Nientedichè cominciò a credere quindi di essere l’uomo più fortunato del villaggio e ben presto si convinse di essere anche il migliore. Pretese pure ciò che i compaesani non gli potevano dare e, quando questo gli venne rifiutato, rubò tutte le loro cose.
– È tutto mio – diceva. – Io sono persino più alto delle nuvole e più grosso delle montagne, perciò nessuno può competere con me.
Un giorno, mentre rubava le uova dal nido di un’aquila, Nientedichè non guardò dove metteva i piedi. Incespicò nel tetto di una casa e cadde fra due altissimi castelli.
– Aiutatemi! Ho i piedi incastrati fra le mura! – gridava, ma nessuno correva ad aiutarlo. – Aiutatemi o vi ruberò tutto anche oggi!
Fece per alzarsi, ma per quanto si dimenasse e scalciasse non ce ne fu verso.
– Aiutatemi! – implorò. – Sono incastrato e non riesco a liberarmi!
Giunse in suo soccorso solo il mago, che gli disse: – Nessuno vorrà aiutarti. Grande e grosso come sei, avresti dovuto usare la tua forza per dare una mano agli altri. E invece ti sei comportato male con tutti. Adesso non hai più nessun amico e non riesci neanche a camminare tranquillo. Alla fine, hai perso più di quello che hai guadagnato.

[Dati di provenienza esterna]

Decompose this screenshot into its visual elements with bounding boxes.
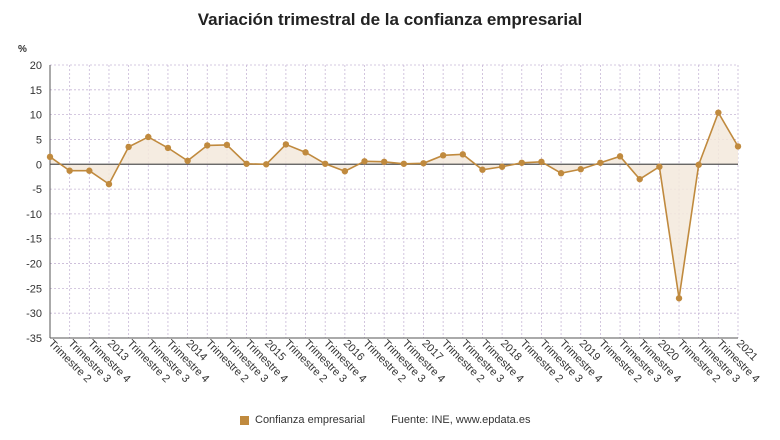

– Lo so! – si lamentò piangendo Nientedichè. – Non voglio più essere un gigante. Cambia la mia corporatura in qualcos’altro, te ne prego!
Il mago s’impietosì. – Ti posso accontentare. Perderai l’altezza e la robustezza, che tuo padre ha pagato cinquanta soldoni, in cambio dell’intelligenza, che ne costa mille. Quando avrai lavorato e guadagnato abbastanza, mi darai i novecentocinquanta soldoni che mi devi.
Un attimo dopo, Nientedichè si rimise in piedi e tornò com’era una volta: non molto bello, né molto alto né robusto. Ora, però, era diventato intelligente.
Imparò il mestiere di suo padre, bene e in fretta, e presto poté dare al mago i novecentocinquanta soldoni che gli doveva. E vissero tutti per sempre felici e contenti.
Molto carina questa favola, e con un bel messaggio! Auguri 🙂
Ti ringrazio, Paola. Il tuo commento al mio testo mi ha fatto davvero piacere. Sono lieta che il messaggio sia stato colto.
Ho scritto questa favola perché conosco molte persone che, riguardo ai più svariati argomenti, badano soltanto alla quantità e non alla qualità. Più o meno come Nientediché!
Una bella storia con una morale adatta non solo ai più piccoli. Brava
Ho apprezzato molto anche il tuo commento, Liliana. Nel sito è presente anche un’altra favola scritta da me, dal titolo Beicolori. Vuoi dare un’occhiata?
Mi piace la tua storia,è una vera fiaba,leggera,semplice e con un forte messaggio,chiaro,ma non falsamente didattico.Ti faccio i migliori auguri.
Grazie! Ho risposto al tuo messaggio per Beicolori!